There’s a reason people travel from all over the world, spend ludicrous amounts of money on real estate if they have it or work shitty jobs if they don’t, just to live in a resort town. Sure, skiing powder is amazing, but skiing alone does not compel normal people to quit good jobs, leave loving relationships, and become seasonal pizza makers in small mountain towns. There’s something else at play: the pull of what I call The Bubble.
The Bubble is a feeling. It’s a slowed-down reality, a suspended equilibrium, a simplification and reprioritization of life. In The Bubble, conversation doesn’t have to get any deeper than today’s snow report. The most pressing thing on the agenda is making the tram opening and choosing which happy hour to attend. Every conversation starts with “Have you gotten out on the hill?” and ends with “Let’s ski soon.” Is it self-indulgent? Yes. Is it escapism? Without a doubt. Is it awesome? Absolutely.

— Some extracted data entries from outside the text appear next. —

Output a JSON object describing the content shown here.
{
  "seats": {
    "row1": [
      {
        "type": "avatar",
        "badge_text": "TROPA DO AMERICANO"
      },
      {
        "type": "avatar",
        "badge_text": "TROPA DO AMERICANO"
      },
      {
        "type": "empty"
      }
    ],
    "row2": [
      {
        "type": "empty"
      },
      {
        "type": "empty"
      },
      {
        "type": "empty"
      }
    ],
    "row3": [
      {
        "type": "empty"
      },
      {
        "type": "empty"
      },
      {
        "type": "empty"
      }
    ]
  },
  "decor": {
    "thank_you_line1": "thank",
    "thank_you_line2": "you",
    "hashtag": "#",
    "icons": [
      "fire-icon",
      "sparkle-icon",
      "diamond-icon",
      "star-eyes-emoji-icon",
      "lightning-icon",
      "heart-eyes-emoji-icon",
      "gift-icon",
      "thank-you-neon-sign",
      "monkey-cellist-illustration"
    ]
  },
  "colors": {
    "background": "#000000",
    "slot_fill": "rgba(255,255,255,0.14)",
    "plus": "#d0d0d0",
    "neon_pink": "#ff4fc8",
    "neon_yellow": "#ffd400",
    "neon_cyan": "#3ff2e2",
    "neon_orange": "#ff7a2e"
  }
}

In places like Whistler and Jackson and Alta and Telluride, politics really matter only in cases of resort expansion and marijuana reform, and big local issues tend to stay somewhere between wildlife control and tourist taxation. The police reports in my mountain town are so whimsical and hilarious that they were published as a book. It’s Mayberry on ice.
It’s not that bad things don’t exist when you live in The Bubble. They’re just way easier to ignore when the powder is deep and life is good. The worst things—North Korea, drone strikes, the band Creed—can wait until spring. We’ll deal with them after the snow melts.
In The Bubble, sexual orientation, religion, age, and social position all play second fiddle to skiing. Have you ever seen an elderly transvestite shredding on a monoski? Me neither, but I bet she’d fit right in. Which brings up another point: It’s funny how resort towns that cater to the rich, powerful, and extremely conservative frequently host things like Gay Ski Week or Marley in the Mountains. It’s like Republicans forget to be dicks when they get some elevation. How cool is that?
There aren’t many ugly people in The Bubble. I saw a bellhop in Whistler last year who could’ve been a Calvin Klein model with his golden locks and panty-dropping Australian accent. A waitress in Jackson, a Kate Hudson with a goggle tan, had me stuttering. And that’s not even counting the real models and actresses. It just sucks for them that people like me are there, uglying the place up.
Once you’ve had a taste of life in The Bubble, it’s hard to imagine living in reality. There are worse things than happiness, health, and the pursuit of powder. Living in the mountains is a richer life. By surrounding ourselves with pleasure, youth, wealth, and beauty, the shitty stuff ceases to matter. And that’s why some of us get stuck. Call me the Boy in The Bubble.